Lawyers are set to argue over whether Fulton County District Attorney Fani Willis should be removed from the election interference case against former President Donald Trump on Thursday.
The hearing, scheduled to start at 9:30 a.m. ET, will be streamed live on Fulton County Superior Court Judge Scott McAfee's YouTube channel. It will also be streamed by news outlets, including PBS here.
The hearing in Atlanta is expected to focus on details of Willis' personal relationship with Nathan Wade, a special prosecutor she hired.
McAfee said during a hearing on Monday that Willis could be disqualified "if evidence is produced demonstrating an actual conflict or the appearance of one."
He said the issues he wants to explore at the hearing are "whether a relationship existed, whether that relationship was romantic or nonromantic in nature, when it formed and whether it continues."
Legal experts previously told Newsweek that even if the allegations are true, they do not provide a basis for disqualifying Willis and Wade from prosecuting the case but risk tainting the prosecution.
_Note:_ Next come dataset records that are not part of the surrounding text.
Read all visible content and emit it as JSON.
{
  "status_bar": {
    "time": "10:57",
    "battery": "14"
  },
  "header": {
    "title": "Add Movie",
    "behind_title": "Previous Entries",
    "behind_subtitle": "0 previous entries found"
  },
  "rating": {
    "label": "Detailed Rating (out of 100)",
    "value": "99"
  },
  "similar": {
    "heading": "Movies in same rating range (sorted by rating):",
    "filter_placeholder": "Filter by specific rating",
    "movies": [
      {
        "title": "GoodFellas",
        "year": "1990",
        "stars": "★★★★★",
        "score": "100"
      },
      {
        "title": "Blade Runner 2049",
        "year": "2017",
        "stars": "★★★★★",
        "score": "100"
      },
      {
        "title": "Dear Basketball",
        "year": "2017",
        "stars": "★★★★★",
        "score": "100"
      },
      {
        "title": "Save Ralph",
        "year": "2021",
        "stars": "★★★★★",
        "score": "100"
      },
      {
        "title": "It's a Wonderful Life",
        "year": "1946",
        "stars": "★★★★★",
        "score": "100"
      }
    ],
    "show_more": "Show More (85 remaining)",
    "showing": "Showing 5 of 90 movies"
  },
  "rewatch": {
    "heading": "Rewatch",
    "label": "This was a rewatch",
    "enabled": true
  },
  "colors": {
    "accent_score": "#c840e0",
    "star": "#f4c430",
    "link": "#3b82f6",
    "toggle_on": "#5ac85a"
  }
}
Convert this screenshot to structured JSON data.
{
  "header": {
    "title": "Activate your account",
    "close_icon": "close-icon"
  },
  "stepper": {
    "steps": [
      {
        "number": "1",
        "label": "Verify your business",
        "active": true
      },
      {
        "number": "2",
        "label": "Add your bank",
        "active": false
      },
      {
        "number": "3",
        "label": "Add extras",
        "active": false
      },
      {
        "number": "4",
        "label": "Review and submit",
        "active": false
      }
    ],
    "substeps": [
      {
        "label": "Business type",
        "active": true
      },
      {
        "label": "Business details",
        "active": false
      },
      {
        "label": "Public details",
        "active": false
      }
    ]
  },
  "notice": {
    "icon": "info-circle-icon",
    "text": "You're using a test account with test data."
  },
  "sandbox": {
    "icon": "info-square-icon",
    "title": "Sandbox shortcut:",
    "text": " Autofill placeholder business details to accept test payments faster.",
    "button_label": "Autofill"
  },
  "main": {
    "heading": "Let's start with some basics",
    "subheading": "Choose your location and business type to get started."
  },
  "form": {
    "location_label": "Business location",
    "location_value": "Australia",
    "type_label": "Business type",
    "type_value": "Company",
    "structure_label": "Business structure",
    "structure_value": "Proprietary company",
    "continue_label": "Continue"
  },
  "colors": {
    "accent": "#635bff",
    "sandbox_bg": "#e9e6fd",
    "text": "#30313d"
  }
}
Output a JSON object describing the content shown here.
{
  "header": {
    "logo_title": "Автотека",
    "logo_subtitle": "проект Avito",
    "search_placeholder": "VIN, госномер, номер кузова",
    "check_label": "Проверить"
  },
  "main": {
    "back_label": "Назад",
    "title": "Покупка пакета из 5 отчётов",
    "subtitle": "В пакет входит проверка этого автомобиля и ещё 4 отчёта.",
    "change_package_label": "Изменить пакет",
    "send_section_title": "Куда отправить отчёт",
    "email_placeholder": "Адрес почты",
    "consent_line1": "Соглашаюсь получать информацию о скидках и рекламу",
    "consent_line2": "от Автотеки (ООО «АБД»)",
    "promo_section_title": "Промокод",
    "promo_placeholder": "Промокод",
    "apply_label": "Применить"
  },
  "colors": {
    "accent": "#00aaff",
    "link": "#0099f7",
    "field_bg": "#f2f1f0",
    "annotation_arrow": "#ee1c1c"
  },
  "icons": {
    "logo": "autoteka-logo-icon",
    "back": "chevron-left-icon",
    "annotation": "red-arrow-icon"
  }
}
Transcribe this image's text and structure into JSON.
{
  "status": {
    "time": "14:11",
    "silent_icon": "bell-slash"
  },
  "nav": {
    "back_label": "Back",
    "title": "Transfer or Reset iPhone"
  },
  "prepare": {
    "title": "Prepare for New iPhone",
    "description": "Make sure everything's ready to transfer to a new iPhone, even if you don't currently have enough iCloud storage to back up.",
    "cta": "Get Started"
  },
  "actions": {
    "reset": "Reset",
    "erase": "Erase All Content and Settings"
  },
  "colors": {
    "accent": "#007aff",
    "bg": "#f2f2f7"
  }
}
Speculation began to swirl about the future of the case after allegations of an inappropriate romantic relationship between Willis and Wade surfaced last month in a motion filed by Trump co-defendant Michael Roman. He is one of the 18 people who were charged alongside Trump over alleged efforts to overturn the 2020 election result in Georgia.
Roman, a former Trump campaign staffer, alleged that Willis and Wade had been involved in a romantic relationship since before Wade was hired to help prosecute the case.
The motion alleges Willis paid Wade large sums for his work and then benefited personally when he paid for vacations for the two of them, creating a conflict of interest.
Roman, who has since been joined by Trump and other co-defendants, is asking McAfee to toss out the indictment and to prevent Willis, Wade and their offices from continuing to be involved in the case.
Willis and Wade filed a response earlier this month, acknowledging a "personal relationship." They said it has not resulted in any direct or indirect financial benefit to the district attorney.
Trump, the frontrunner in the race of the Republican presidential nomination, has used the revelation of the relationship in a bid to cast doubt on the legitimacy of the case.
He will not attend the hearing in Fulton County, his attorney has said. He will instead be attending a separate hearing in New York where a judge is expected to confirm whether the former president's hush-money case will go to trial in March, as scheduled.